Profit in 2008: Your spending
Energy bills. A flat-panel TV. There are plenty of ways to save money in the coming year.
By Donna Rosato, Money Magazine senior writer
(Money Magazine) -- Higher energy prices and a weak dollar are boosting the cost of everything from milk to heating your home to your annual family vacation. But you don't have to feel beaten down.
The dollar is expected to remain a wimp against the euro, pound and Canadian loonie. But if you have your heart set on an overseas vacation in 2008, there are still plenty of destinations where the dollar is a good value.
Latin America in general is inexpensive because many local currencies are tied to the U.S. dollar formally and informally, says Tim Leffel, author of "The World's Cheapest Destinations: 21 Countries Where Your Money Is Worth a Fortune."
Leffel says Argentina and Peru are the best values for tourists, as are many parts of Asia.
Have your heart set on Europe? Spain and Portugal are relatively cheap compared with other Western European countries.
You know you should replace your 20-year-old water heater and insulate your attic. But there are plenty of other cheap ways to save some bucks on your energy bills next year.
Install a programmable thermostat so your home is warm only when you're actually in it (up to $100 a year).
Use a fan in conjunction with your air conditioner to more effectively cool your home ($40 to $60).
Seal major air leaks around doors and windows ($45 or so) and put in a couple of low-flow showerheads (around $65).
For more tips, go to the Energy Department's consumer guide at eere.energy.gov.

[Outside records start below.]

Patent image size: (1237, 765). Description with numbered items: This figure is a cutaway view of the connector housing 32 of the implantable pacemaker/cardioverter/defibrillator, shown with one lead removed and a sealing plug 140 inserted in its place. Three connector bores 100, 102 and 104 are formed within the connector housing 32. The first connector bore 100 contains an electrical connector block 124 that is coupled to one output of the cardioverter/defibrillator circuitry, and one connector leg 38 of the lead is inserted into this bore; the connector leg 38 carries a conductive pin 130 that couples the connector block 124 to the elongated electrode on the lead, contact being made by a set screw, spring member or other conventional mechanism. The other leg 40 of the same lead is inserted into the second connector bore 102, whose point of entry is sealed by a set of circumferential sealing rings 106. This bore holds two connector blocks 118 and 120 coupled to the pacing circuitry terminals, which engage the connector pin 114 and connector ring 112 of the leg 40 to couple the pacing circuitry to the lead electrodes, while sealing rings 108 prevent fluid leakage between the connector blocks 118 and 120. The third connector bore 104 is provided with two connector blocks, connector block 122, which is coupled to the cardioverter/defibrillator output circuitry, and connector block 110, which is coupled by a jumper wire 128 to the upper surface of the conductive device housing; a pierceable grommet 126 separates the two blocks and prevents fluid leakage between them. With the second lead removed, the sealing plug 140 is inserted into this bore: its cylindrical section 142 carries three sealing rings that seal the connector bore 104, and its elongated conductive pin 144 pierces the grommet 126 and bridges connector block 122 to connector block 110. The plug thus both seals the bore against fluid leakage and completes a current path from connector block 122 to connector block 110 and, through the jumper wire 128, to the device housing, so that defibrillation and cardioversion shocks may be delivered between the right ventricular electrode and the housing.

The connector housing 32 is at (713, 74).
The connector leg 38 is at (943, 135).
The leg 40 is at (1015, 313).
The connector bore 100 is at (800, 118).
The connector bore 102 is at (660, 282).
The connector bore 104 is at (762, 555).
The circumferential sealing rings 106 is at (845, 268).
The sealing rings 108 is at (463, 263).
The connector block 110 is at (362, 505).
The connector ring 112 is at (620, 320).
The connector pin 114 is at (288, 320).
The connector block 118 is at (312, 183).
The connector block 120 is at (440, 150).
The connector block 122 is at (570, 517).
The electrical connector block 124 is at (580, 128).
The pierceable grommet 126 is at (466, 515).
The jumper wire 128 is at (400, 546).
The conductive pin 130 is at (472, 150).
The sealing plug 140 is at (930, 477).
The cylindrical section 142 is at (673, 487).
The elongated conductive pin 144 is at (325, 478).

The number of manufacturers rolling out hybrids is increasing rapidly. To offset the cost of buying a hybrid vehicle, take advantage of tax credits of up to $3,000 offered on some vehicles.
Typically, the newest entries in the hybrid game - the Ford Escape and Mercury Mariner, for instance - provide the biggest credits.
Go to irs.gov and search for "qualified hybrid vehicles" to get an up-to-date list of the credits available on various cars.
Prices continue to tumble on virtually anything electronic. You'll see the biggest drops - more than 30% - in the price of flat-screen TVs.
According to iSuppli, a 42-inch flat-screen TV that cost $1,478 in 2007 will drop to $978 in 2008.
You can expect to pay about 8% less for a digital camera, with even bigger discounts on higher-resolution models. The Consumer Electronics Association says you'll pay $491 next year for a camera with 10 megapixels, down from $629 this year. MP3 players and GPS devices will also come down noticeably in price.